It has been a resounding rap on the knuckles, verily the start of an exceptionally crucial chapter in Britain’s constitutional history. It is a chapter that could turn out to be more exciting than Brexit per se. Tuesday’s verdict of the Supreme Court is fairly explicit on the point that Boris Johnson is guilty. Yet he is unlikely to step out of 10 Downing Street any time soon. The initiative to dispense with legislative scrutiny by the Prime Minister and his cabal within the Conservative party has backfired, lending a new dimension to the Brexit imbroglio. The court has stopped them in their tracks.

The certitudes of democracy have thus been upheld after the cabinet manual’s rule that the Queen “should not be drawn into party politics” was broken by the Prime Minister and no less. It was he who advised the monarch to issue an order in council to prorogue Parliament for five weeks. That order was declared “unlawful, void and of no effect” by all the eleven judges of the Supreme Court. Which reaffirms the unanimity of the Bench as it pronounced the most significant constitutional judgment in recent times.

One could argue that any Prime Minister with honour would have resigned under such circumstances; but not so Mr Johnson. Brexit must seem to be of lesser moment than the fact that the head of government is now pitted against the Queen of England. It is not often that the United Kingdom has witnessed so grave a constititional crisis. The government’s decision to disregard convention was taken to evade scrutiny by MPs at a moment of constitutional and political crisis. In the net, the legislature will resume its functions very shortly; the executive has been shown its place; and the nonagenarian monarch has made it implicitly clear that it is Buckingham Palace that shall dictate the terms of engagement, as it has done historically.

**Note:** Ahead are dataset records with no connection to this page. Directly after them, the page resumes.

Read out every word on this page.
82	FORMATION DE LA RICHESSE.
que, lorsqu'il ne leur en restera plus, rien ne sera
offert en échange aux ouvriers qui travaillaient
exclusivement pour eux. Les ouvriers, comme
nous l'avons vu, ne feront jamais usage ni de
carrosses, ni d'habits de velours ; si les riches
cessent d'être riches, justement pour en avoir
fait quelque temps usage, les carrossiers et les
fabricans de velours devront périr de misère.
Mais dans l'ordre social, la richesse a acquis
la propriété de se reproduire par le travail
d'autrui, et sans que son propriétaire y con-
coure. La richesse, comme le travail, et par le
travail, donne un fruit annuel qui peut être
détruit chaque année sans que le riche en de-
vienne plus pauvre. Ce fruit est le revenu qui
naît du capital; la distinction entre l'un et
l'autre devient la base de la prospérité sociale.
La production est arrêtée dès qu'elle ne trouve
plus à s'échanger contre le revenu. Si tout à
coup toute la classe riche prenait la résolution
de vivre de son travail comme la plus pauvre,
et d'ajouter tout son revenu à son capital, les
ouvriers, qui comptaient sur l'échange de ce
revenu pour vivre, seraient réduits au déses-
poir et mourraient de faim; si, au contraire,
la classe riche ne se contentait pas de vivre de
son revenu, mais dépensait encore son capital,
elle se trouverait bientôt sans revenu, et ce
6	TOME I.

Well might the narrative change as the House of Commons reconvenes. Lady Hale, president of the Supreme Court, embedded the court’s argument upon the foundational principle of a constitutional monarchy, first articulated in 1611 by the jurist Sir Edward Coke, notably that government “hath no prerogative but that which the law of the land allows”. She has been emphatic on the point that Mr Johnson’s “advice to the Queen was illegal”. Ergo, it will be hard to escape the conclusion that Mr Johnson has betrayed ignorance of British history.

The lame duck Prime Minister has no majority in Parliament, has lost control of the Commons, is unable to command its confidence, and is forced to accept laws drafted by his opponents. A month before the Brexit deadline, the Supreme Court and the monarchy have won the first round. Britain cannot afford to lose even if Mr Johnson wins the election ~ the third in as many years. The parable to be drawn must be that a Prime Minister who has acted so unlawfully ought not to remain in office. As Oliver Cromwell told the Rump parliament in 1653 ~ “In the name of God, go!”